Well, isn't anything floating around in the void far from any star going to be as cold as hell? Any atmosphere would solidify and drop down the the surface, no? Anyway that was one of the justifications for getting the Pluto Express mission off as soon as we did.
AngryMoose
2 / 5 (1) May 24, 2012
I wonder if these extra bodies make up the mass required to forget about the dark matter idea.
DarkHorse66
not rated yet May 24, 2012
I wonder if these extra bodies make up the mass required to forget about the dark matter idea.

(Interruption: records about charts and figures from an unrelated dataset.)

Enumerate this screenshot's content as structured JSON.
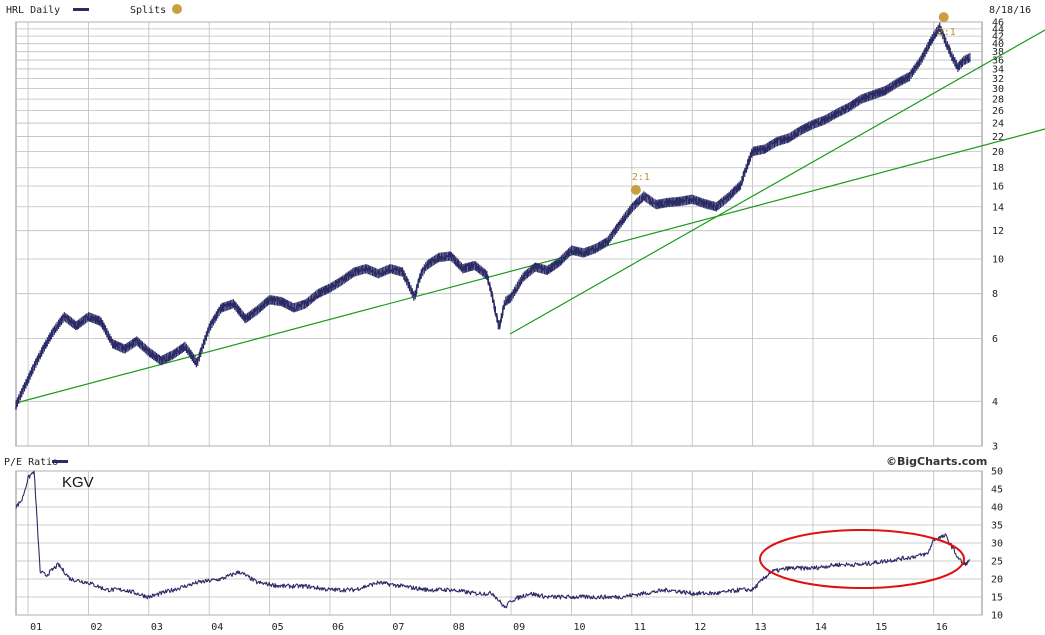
{
  "header": {
    "symbol_label": "HRL Daily",
    "splits_label": "Splits",
    "date_label": "8/18/16"
  },
  "pe_panel": {
    "label": "P/E Ratio",
    "brand": "©BigCharts.com",
    "annotation": "KGV"
  },
  "colors": {
    "price": "#2b2b66",
    "trend": "#1a9a1a",
    "grid": "#bdbdbd",
    "split": "#c8a040",
    "highlight": "#e01010"
  },
  "chart_data": [
    {
      "type": "line",
      "scale": "log",
      "ylim": [
        3,
        46
      ],
      "yticks": [
        "3",
        "4",
        "6",
        "8",
        "10",
        "12",
        "14",
        "16",
        "18",
        "20",
        "22",
        "24",
        "26",
        "28",
        "30",
        "32",
        "34",
        "36",
        "38",
        "40",
        "42",
        "44",
        "46"
      ],
      "x_ticks": [
        "01",
        "02",
        "03",
        "04",
        "05",
        "06",
        "07",
        "08",
        "09",
        "10",
        "11",
        "12",
        "13",
        "14",
        "15",
        "16"
      ],
      "xlim": [
        2000.8,
        2016.8
      ],
      "series": [
        {
          "x": [
            2000.8,
            2001.0,
            2001.2,
            2001.4,
            2001.6,
            2001.8,
            2002.0,
            2002.2,
            2002.4,
            2002.6,
            2002.8,
            2003.0,
            2003.2,
            2003.4,
            2003.6,
            2003.8,
            2004.0,
            2004.2,
            2004.4,
            2004.6,
            2004.8,
            2005.0,
            2005.2,
            2005.4,
            2005.6,
            2005.8,
            2006.0,
            2006.2,
            2006.4,
            2006.6,
            2006.8,
            2007.0,
            2007.2,
            2007.4,
            2007.5,
            2007.6,
            2007.8,
            2008.0,
            2008.2,
            2008.4,
            2008.6,
            2008.8,
            2008.9,
            2009.0,
            2009.2,
            2009.4,
            2009.6,
            2009.8,
            2010.0,
            2010.2,
            2010.4,
            2010.6,
            2010.8,
            2011.0,
            2011.2,
            2011.4,
            2011.6,
            2011.8,
            2012.0,
            2012.2,
            2012.4,
            2012.6,
            2012.8,
            2013.0,
            2013.2,
            2013.4,
            2013.6,
            2013.8,
            2014.0,
            2014.2,
            2014.4,
            2014.6,
            2014.8,
            2015.0,
            2015.2,
            2015.4,
            2015.6,
            2015.8,
            2016.0,
            2016.1,
            2016.2,
            2016.3,
            2016.4,
            2016.5,
            2016.6
          ],
          "y": [
            3.9,
            4.6,
            5.4,
            6.2,
            6.9,
            6.5,
            6.9,
            6.7,
            5.8,
            5.6,
            5.9,
            5.5,
            5.2,
            5.4,
            5.7,
            5.1,
            6.4,
            7.3,
            7.5,
            6.8,
            7.2,
            7.7,
            7.6,
            7.3,
            7.5,
            8.0,
            8.3,
            8.7,
            9.2,
            9.4,
            9.1,
            9.4,
            9.2,
            7.8,
            9.0,
            9.6,
            10.1,
            10.2,
            9.4,
            9.6,
            9.0,
            6.4,
            7.6,
            7.8,
            8.9,
            9.5,
            9.3,
            9.8,
            10.6,
            10.4,
            10.7,
            11.2,
            12.5,
            13.9,
            15.0,
            14.2,
            14.4,
            14.5,
            14.7,
            14.3,
            14.0,
            14.9,
            16.1,
            20.0,
            20.3,
            21.3,
            21.8,
            22.9,
            23.8,
            24.5,
            25.6,
            26.6,
            28.0,
            28.8,
            29.6,
            31.1,
            32.4,
            36.2,
            42.0,
            44.5,
            40.4,
            36.9,
            34.4,
            35.9,
            36.6
          ]
        }
      ],
      "splits": [
        {
          "x": 2011.0,
          "label": "2:1"
        },
        {
          "x": 2016.1,
          "label": "2:1"
        }
      ]
    },
    {
      "type": "line",
      "ylim": [
        10,
        50
      ],
      "yticks": [
        "10",
        "15",
        "20",
        "25",
        "30",
        "35",
        "40",
        "45",
        "50"
      ],
      "xlim": [
        2000.8,
        2016.8
      ],
      "series": [
        {
          "x": [
            2000.8,
            2000.9,
            2001.0,
            2001.1,
            2001.2,
            2001.3,
            2001.5,
            2001.7,
            2002.0,
            2002.3,
            2002.6,
            2003.0,
            2003.4,
            2003.8,
            2004.2,
            2004.5,
            2004.8,
            2005.2,
            2005.6,
            2006.0,
            2006.4,
            2006.8,
            2007.2,
            2007.6,
            2008.0,
            2008.4,
            2008.7,
            2008.9,
            2009.0,
            2009.3,
            2009.6,
            2010.0,
            2010.4,
            2010.8,
            2011.2,
            2011.6,
            2012.0,
            2012.4,
            2012.8,
            2013.0,
            2013.3,
            2013.6,
            2014.0,
            2014.4,
            2014.8,
            2015.2,
            2015.6,
            2015.9,
            2016.0,
            2016.2,
            2016.3,
            2016.4,
            2016.5,
            2016.6
          ],
          "y": [
            40,
            42,
            48,
            50,
            22,
            21,
            24,
            20,
            19,
            17,
            17,
            15,
            17,
            19,
            20,
            22,
            19,
            18,
            18,
            17,
            17,
            19,
            18,
            17,
            17,
            16,
            16,
            12,
            14,
            16,
            15,
            15,
            15,
            15,
            16,
            17,
            16,
            16,
            17,
            17,
            22,
            23,
            23,
            24,
            24,
            25,
            26,
            27,
            31,
            32,
            29,
            26,
            24,
            25
          ]
        }
      ]
    }
  ]
}
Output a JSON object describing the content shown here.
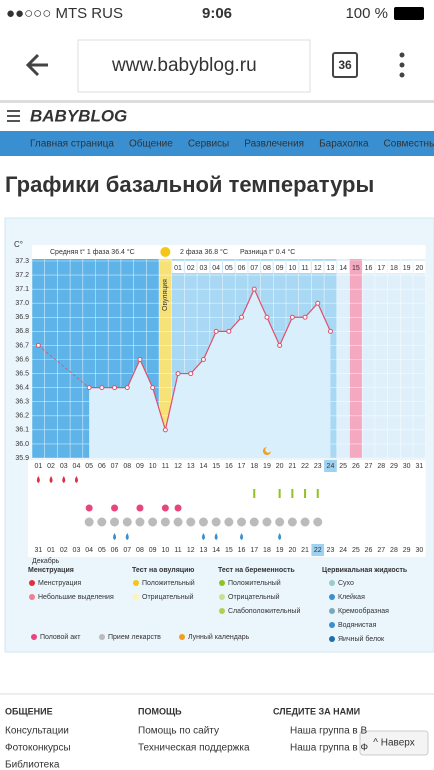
{
  "status_bar": {
    "carrier": "●●○○○ MTS RUS",
    "time": "9:06",
    "battery": "100 %"
  },
  "browser": {
    "url": "www.babyblog.ru",
    "tabs": "36"
  },
  "site": {
    "logo": "BABYBLOG",
    "nav": [
      "Главная страница",
      "Общение",
      "Сервисы",
      "Развлечения",
      "Барахолка",
      "Совместны"
    ]
  },
  "page_title": "Графики базальной температуры",
  "chart_data": {
    "type": "line",
    "y_label": "C°",
    "phase1_label": "Средняя t° 1 фаза 36.4 °C",
    "phase2_label": "2 фаза 36.8 °C",
    "diff_label": "Разница t° 0.4 °C",
    "ovulation_label": "Овуляция",
    "month_label": "Декабрь",
    "x": [
      "01",
      "02",
      "03",
      "04",
      "05",
      "06",
      "07",
      "08",
      "09",
      "10",
      "11",
      "12",
      "13",
      "14",
      "15",
      "16",
      "17",
      "18",
      "19",
      "20",
      "21",
      "22",
      "23",
      "24",
      "25",
      "26",
      "27",
      "28",
      "29",
      "30",
      "31"
    ],
    "dates": [
      "31",
      "01",
      "02",
      "03",
      "04",
      "05",
      "06",
      "07",
      "08",
      "09",
      "10",
      "11",
      "12",
      "13",
      "14",
      "15",
      "16",
      "17",
      "18",
      "19",
      "20",
      "21",
      "22",
      "23",
      "24",
      "25",
      "26",
      "27",
      "28",
      "29",
      "30"
    ],
    "post_ovulation_days": [
      "01",
      "02",
      "03",
      "04",
      "05",
      "06",
      "07",
      "08",
      "09",
      "10",
      "11",
      "12",
      "13",
      "14",
      "15",
      "16",
      "17",
      "18",
      "19",
      "20"
    ],
    "ovulation_day": "11",
    "current_day": "24",
    "highlight_day": "26",
    "series": [
      {
        "color": "#e0506a",
        "values": [
          36.7,
          null,
          null,
          null,
          36.4,
          36.4,
          36.4,
          36.4,
          36.6,
          36.4,
          36.1,
          36.5,
          36.5,
          36.6,
          36.8,
          36.8,
          36.9,
          37.1,
          36.9,
          36.7,
          36.9,
          36.9,
          37.0,
          36.8,
          null,
          null,
          null,
          null,
          null,
          null,
          null
        ]
      }
    ],
    "ylim": [
      35.9,
      37.3
    ],
    "yticks": [
      35.9,
      {
        "value": 36,
        "label": "36.0"
      },
      36.1,
      36.2,
      36.3,
      36.4,
      36.5,
      36.6,
      36.7,
      36.8,
      36.9,
      {
        "value": 37,
        "label": "37.0"
      },
      37.1,
      37.2,
      37.3
    ],
    "menstruation_days": [
      "01",
      "02",
      "03",
      "04"
    ],
    "pregnancy_test_days": [
      "18",
      "20",
      "21",
      "22",
      "23"
    ],
    "intercourse_days": [
      "05",
      "07",
      "09",
      "11",
      "12"
    ],
    "medicine_days": [
      "05",
      "06",
      "07",
      "08",
      "09",
      "10",
      "11",
      "12",
      "13",
      "14",
      "15",
      "16",
      "17",
      "18",
      "19",
      "20",
      "21",
      "22",
      "23"
    ],
    "cervical_days": [
      "07",
      "08",
      "14",
      "15",
      "17",
      "20"
    ],
    "moon_day": "19",
    "legend": {
      "menstruation": "Менструация",
      "spotting": "Небольшие выделения",
      "ovulation_test": "Тест на овуляцию",
      "ovulation_positive": "Положительный",
      "ovulation_negative": "Отрицательный",
      "pregnancy_test": "Тест на беременность",
      "pregnancy_positive": "Положительный",
      "pregnancy_negative": "Отрицательный",
      "pregnancy_weak": "Слабоположительный",
      "cervical": "Цервикальная жидкость",
      "dry": "Сухо",
      "sticky": "Клейкая",
      "creamy": "Кремообразная",
      "watery": "Водянистая",
      "eggwhite": "Яичный белок",
      "intercourse": "Половой акт",
      "medicine": "Прием лекарств",
      "moon": "Лунный календарь"
    }
  },
  "footer": {
    "col1": {
      "title": "ОБЩЕНИЕ",
      "links": [
        "Консультации",
        "Фотоконкурсы",
        "Библиотека"
      ]
    },
    "col2": {
      "title": "ПОМОЩЬ",
      "links": [
        "Помощь по сайту",
        "Техническая поддержка"
      ]
    },
    "col3": {
      "title": "СЛЕДИТЕ ЗА НАМИ",
      "links": [
        "Наша группа в В",
        "Наша группа в Ф"
      ]
    },
    "top": "^ Наверх"
  }
}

Probably not. In fact considering that roughly(!)70% of all of the universe is made up of dark energy and ~25% dark matter, that only leaves about 5% for normal matter!
http://science.na...-energy/
http://science.ho...ergy.htm
http://en.wikiped...k_energy
If your hypothesis were true, then that would mean that ~95% of ALL matter would need to be nothing but nomadic planets. That would imply a rough ratio of nearly 100 nomads for each star plus every 'captive' planet! Somehow I don't think that we have the evidence to support that scenario... :) Cheers, DH66
antialias_physorg
4 / 5 (4) May 24, 2012
Well, isn't anything floating around in the void far from any star going to be as cold as hell?

You forget that stuff like the Earth is just 30km of rock sitting on 13000 km of molten slag (minus the iron core). That heat in there is not dependent on the piddly littel bit of solar radiation we are getting (it's residual heat from planet formation, pressure induced heating by gravity and also heat from radioactive decay of heavier elements.) The 30km Earth crust and the atmosphere are pretty good at isolating this heat against cooling off.

Also remember that cooling in space only happens via radiation - not convection, conduction or condensation. Radiation alone is a very slow/inefficient process (one reason why the ISS, for example, has a lot of problems getting rid of excess heat while in the sun).